打开门,客厅灯火通明,却没有人影。
陆屿望回平海后时不时会过来看沈辞,即便两人没什么可聊的。当初他想回来,陆尘尉和沈辞还都劝过他,说留在北城前途更光明。
可他一意孤行选择回来。
他唯一的目的就是想找回那个曾经失去的人。
沈辞站在二楼走廊栏杆处,低垂着眼眸俯视他,顺着楼梯下楼,“回来了,吃过饭了吗?”
“吃过了。”陆屿望打开冰箱,拿出一瓶可乐。
“嗯,今天保姆提前回去了,你没吃也只能自己做。”
陆屿望语塞几秒:“好,如果您饿了的话我就做点。”
“我还有工作就先上去了。”
”好。”
话毕,沈辞转身回楼上。
陆屿望也窝在沙发上,掏出手机开始刷。
成白一个电话摇了过来,吓得陆屿望一激灵。
“你想干嘛——”陆屿望不耐烦的语气说。
“这不是来关心你一下吗?吃药了吗?”听语气,陆屿望就能想象出他嬉皮笑脸的模样。
“没,用不着吃药,我这几天睡眠还可以。”
“还是得按时吃药的。”
“你比我妈还我妈些。”
“哎,你叫声妈,我勉为其难同意了啊。”
“……滚吧你。”
“正事呢,你跟卢青霜那案子马上开庭了?”
“昂。”
“哦,你为这事?”
“我就好奇一问。”
“行,没什么事挂了,我要休息了。”
“装呢,你不得熬到个凌晨才睡吗,嫌我烦是吧?”
“昂。
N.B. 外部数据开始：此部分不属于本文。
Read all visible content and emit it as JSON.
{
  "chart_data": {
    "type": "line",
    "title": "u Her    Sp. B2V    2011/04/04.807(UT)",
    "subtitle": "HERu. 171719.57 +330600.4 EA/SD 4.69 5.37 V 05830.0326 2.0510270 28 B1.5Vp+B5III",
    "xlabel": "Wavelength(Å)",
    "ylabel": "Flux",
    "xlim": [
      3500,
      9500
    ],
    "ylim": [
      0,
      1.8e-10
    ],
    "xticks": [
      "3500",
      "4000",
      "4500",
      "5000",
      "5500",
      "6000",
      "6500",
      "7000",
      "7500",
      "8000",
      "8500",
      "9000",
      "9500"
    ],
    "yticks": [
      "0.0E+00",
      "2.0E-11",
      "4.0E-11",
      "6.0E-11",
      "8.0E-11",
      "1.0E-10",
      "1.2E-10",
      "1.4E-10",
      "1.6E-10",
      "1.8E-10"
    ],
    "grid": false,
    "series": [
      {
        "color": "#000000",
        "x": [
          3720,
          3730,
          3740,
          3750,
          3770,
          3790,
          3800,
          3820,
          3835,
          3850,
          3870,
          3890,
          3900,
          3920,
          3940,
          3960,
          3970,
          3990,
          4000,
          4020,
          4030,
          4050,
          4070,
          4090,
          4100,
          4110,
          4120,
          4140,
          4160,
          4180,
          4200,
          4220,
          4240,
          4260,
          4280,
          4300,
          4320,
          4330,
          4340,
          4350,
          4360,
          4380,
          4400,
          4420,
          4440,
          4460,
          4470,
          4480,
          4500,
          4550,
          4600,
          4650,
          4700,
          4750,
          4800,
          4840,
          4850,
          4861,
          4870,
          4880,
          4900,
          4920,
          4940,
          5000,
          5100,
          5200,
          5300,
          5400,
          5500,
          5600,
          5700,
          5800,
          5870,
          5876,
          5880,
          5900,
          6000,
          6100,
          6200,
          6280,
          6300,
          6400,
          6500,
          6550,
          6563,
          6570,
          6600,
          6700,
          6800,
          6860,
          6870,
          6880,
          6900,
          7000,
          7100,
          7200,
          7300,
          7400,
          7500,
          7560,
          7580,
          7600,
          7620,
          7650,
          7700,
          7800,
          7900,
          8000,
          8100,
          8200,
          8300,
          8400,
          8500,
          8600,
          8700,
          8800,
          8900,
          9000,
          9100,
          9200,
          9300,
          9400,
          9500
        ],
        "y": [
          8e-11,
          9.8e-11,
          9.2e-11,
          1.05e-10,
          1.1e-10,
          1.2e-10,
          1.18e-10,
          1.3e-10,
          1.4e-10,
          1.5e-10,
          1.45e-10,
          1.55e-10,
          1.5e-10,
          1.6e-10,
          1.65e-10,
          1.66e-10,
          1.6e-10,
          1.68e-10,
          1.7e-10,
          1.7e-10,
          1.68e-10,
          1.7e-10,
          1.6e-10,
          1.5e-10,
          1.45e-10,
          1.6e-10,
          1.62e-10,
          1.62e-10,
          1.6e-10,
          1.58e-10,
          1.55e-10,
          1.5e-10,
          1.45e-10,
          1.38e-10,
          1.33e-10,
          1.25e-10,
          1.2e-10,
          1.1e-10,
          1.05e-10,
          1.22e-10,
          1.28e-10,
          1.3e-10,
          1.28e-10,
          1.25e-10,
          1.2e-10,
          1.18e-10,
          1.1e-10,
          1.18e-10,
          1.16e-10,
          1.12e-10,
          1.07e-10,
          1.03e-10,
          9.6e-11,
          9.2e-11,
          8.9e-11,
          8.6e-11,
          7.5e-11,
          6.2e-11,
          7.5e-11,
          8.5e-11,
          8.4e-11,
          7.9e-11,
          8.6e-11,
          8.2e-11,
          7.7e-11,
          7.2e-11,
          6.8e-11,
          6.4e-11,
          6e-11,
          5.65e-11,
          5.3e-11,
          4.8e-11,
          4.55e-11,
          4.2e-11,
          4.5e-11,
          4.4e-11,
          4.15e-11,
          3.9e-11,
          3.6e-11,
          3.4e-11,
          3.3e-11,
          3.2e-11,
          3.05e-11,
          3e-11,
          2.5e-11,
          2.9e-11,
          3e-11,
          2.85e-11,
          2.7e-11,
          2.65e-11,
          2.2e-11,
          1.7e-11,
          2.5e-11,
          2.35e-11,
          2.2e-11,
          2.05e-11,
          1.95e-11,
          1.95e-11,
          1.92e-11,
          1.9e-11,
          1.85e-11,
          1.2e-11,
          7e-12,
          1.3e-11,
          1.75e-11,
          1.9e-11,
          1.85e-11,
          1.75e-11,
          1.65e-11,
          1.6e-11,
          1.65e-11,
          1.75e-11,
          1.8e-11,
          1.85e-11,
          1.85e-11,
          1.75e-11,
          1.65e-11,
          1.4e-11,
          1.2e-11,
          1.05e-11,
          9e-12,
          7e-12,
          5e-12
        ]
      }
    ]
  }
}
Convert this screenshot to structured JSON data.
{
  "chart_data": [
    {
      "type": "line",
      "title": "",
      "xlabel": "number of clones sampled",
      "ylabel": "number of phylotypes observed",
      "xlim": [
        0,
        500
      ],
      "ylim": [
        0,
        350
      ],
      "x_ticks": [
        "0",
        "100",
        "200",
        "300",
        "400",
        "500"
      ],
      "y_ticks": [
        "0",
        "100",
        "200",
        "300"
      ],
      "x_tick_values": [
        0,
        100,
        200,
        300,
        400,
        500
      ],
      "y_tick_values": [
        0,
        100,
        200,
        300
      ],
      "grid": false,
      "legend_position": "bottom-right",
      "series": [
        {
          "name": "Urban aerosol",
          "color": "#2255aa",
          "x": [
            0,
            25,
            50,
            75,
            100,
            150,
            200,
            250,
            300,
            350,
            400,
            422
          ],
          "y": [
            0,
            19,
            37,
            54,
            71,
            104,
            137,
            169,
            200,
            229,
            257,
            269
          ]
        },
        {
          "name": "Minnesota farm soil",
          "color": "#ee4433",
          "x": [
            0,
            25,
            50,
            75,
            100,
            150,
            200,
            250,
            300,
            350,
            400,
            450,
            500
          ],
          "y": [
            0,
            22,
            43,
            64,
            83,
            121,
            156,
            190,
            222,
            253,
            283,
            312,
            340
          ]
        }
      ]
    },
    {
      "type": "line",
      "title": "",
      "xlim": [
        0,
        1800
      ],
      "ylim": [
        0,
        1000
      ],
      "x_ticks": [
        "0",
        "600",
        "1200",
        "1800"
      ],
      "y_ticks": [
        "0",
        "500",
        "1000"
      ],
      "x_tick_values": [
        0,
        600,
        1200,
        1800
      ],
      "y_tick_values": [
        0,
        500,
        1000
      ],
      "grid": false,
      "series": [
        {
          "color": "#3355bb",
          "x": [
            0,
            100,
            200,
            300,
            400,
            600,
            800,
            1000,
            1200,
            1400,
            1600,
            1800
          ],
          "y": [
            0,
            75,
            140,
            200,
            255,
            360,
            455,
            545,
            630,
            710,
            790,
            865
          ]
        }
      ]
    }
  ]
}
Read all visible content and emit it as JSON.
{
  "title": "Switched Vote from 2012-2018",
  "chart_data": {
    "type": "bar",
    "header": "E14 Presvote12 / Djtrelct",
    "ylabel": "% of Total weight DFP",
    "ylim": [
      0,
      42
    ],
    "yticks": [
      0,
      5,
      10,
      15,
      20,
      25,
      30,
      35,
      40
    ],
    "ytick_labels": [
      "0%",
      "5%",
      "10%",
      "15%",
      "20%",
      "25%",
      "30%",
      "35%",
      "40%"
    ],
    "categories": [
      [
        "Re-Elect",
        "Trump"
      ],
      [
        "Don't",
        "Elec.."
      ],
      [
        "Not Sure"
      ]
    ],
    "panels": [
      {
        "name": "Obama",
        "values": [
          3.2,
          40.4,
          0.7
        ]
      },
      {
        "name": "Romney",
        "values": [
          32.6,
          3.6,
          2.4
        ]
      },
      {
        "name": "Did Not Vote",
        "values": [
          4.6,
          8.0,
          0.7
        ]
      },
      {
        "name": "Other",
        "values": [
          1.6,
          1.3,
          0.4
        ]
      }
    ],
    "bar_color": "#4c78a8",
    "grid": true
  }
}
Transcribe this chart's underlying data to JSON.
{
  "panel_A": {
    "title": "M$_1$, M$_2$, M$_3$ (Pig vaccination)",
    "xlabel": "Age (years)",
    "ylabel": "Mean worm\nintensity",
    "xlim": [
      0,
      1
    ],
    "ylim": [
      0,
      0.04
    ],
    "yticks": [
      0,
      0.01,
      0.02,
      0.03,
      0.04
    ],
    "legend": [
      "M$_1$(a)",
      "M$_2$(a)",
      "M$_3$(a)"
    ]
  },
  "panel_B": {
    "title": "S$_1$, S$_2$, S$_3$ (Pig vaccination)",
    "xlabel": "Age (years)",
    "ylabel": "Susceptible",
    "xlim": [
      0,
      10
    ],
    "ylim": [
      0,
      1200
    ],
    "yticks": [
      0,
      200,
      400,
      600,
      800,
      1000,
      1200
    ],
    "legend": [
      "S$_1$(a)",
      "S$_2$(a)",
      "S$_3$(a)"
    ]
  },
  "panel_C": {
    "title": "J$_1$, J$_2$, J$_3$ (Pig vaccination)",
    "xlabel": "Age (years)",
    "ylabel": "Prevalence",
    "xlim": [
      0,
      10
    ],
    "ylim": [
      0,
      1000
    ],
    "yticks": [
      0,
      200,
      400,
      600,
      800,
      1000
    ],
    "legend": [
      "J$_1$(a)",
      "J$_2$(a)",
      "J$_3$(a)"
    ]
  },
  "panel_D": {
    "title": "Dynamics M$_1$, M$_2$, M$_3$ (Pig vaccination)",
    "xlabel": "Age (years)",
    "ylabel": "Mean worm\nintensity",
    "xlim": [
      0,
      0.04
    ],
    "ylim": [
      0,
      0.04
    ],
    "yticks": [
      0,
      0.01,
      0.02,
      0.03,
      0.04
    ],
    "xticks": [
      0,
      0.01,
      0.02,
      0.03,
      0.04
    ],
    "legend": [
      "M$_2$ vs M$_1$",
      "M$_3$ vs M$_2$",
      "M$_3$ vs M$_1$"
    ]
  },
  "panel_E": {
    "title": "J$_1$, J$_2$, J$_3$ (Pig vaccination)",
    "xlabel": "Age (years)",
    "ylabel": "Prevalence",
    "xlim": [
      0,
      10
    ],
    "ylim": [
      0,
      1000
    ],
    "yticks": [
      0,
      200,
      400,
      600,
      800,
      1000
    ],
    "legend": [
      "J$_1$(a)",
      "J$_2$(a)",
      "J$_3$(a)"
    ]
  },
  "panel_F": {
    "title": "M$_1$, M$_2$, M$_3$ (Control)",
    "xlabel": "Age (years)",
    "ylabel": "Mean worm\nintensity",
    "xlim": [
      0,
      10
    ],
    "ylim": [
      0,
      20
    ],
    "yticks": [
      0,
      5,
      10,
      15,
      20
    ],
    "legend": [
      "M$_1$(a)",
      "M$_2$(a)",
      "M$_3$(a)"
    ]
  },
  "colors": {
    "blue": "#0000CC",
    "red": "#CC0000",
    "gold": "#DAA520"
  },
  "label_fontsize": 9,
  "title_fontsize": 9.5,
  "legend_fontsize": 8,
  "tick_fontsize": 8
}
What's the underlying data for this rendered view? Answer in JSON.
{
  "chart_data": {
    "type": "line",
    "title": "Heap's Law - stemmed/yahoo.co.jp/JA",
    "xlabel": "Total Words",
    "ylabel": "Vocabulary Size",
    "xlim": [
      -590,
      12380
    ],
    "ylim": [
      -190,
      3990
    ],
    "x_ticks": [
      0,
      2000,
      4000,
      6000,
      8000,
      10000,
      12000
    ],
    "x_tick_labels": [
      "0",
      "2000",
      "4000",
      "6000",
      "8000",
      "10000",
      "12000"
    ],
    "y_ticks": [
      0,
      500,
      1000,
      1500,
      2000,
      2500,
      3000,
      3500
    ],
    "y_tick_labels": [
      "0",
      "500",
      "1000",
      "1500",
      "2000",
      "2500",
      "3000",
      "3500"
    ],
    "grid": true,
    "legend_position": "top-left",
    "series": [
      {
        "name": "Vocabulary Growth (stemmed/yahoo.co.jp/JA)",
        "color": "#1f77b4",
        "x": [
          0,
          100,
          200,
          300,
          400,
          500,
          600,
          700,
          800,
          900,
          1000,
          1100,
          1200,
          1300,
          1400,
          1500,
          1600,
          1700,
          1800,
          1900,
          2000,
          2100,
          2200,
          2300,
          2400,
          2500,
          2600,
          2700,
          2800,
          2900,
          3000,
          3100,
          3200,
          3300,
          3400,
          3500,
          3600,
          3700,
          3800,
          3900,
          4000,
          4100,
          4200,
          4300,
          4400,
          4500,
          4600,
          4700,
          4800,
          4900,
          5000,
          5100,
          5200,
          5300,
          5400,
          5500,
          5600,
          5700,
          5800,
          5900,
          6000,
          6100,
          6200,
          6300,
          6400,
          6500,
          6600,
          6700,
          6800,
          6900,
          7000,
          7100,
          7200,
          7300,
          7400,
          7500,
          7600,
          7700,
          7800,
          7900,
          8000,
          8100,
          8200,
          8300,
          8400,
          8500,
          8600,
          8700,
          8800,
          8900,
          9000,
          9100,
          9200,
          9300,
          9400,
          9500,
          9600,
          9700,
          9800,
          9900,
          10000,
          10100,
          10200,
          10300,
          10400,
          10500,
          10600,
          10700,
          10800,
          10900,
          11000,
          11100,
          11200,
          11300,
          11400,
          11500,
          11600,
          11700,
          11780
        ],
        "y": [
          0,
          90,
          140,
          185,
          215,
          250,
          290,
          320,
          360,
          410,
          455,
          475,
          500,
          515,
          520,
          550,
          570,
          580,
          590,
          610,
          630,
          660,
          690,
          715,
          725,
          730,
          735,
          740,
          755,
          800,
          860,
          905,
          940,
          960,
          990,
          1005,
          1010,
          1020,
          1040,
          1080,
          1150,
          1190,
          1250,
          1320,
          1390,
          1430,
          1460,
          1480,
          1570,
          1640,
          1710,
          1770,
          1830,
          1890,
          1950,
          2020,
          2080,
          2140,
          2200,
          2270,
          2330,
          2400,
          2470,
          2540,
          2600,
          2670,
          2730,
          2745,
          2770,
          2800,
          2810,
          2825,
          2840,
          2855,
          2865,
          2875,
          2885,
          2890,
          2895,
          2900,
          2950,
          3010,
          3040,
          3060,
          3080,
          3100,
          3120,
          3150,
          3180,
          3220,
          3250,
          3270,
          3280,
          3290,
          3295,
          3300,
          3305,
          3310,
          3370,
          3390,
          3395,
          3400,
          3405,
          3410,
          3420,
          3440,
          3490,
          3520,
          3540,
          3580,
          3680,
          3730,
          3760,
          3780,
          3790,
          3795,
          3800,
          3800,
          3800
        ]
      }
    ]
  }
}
”
“……”
立马就传来嘟嘟几声。
陆屿望轻嗤一声。
陆屿望这些年来,经常失眠,在安静的夜里,人的感官就会被放大,情绪也会被放大。
每当闭上眼,他会想过去,想现在,想未来,脑海里各种各样的事情不断在放大,固执的让你理清。
这些没由来的念想如同一张巨大蜘蛛网,将他紧紧困住。
深夜里,万籁俱寂。
时钟一格一格的挪动,他又一次失眠,认命的睁开眼,看着空落落的长夜,他没由来的烦,却又无可奈何。
起身打开台灯,屋里有栀子味香薰,有泻火除烦的作用。
他有时会做梦,梦里总会有一个少女的身影,梦醒后,他却什么都记不住了,只恍惚记得那个身影。
第二天一早,他眼底疲惫。
沈辞看见问:“又失眠了?还是得去医院看看。”
陆屿望拒绝:“不用了,我有在吃药。”
“这哪行,小望,尽早为好。”
“妈,我真不用了,我就先去上班了。
他驱车前往平安巷路口,果然碰见了出门不久的何盼。
他降下车窗,喊她上车。
何盼犹豫着,陆屿望又说:“路边不让停车。”
她这才果断上车。
“你怎么来了?”何盼意外又疑惑问。
“顺带路过,准备去上班了。”
“你家住这附近?”
“你忘了,我们俩顺路。”
“哦哦。”
陆屿望问:“吃早饭了吗?”
何盼摇头:“还没,打算路上买,带去公司吃。”
陆屿望问到她公司地址,便驱车前往,很快就到了附近的早餐店。
何盼昨天熬夜赶稿子,今天早上起来就恹恹欲睡,没精打采。
下车,何盼打着哈欠往店里走,余光打量两眼陆屿望,他今天一身白衬衫配黑色长裤,袖口处挽上一节,露出手腕骨。
陆屿望没注意到她的视线,沉默着往里走。
何盼点了份宽面,陆屿望也同样。
面端上来,泛着腾腾热气。
何盼吹了两口,看向对面的陆屿望,也瞧见了他眼中的疲惫,说:“失眠了?”
“嗯,有点。”他虽说眼神疲惫,精神却格外亢奋,丝毫不困。
“失眠的话可以看看心理医生或者中医调理。”何盼并不算了解,给出建议。
陆屿望应声说好。
何盼没吃两口就饱了,放下筷子,抽出纸巾擦嘴,按开手机看时间,一套动作行云流水。
“你这么快就饱了?”陆屿望也吃下两口,放下筷子。
“嗯,马上就到点了。”
“那走吧。”
两人起身往外走,何盼属实有点困,刚上车就准备再眯一会。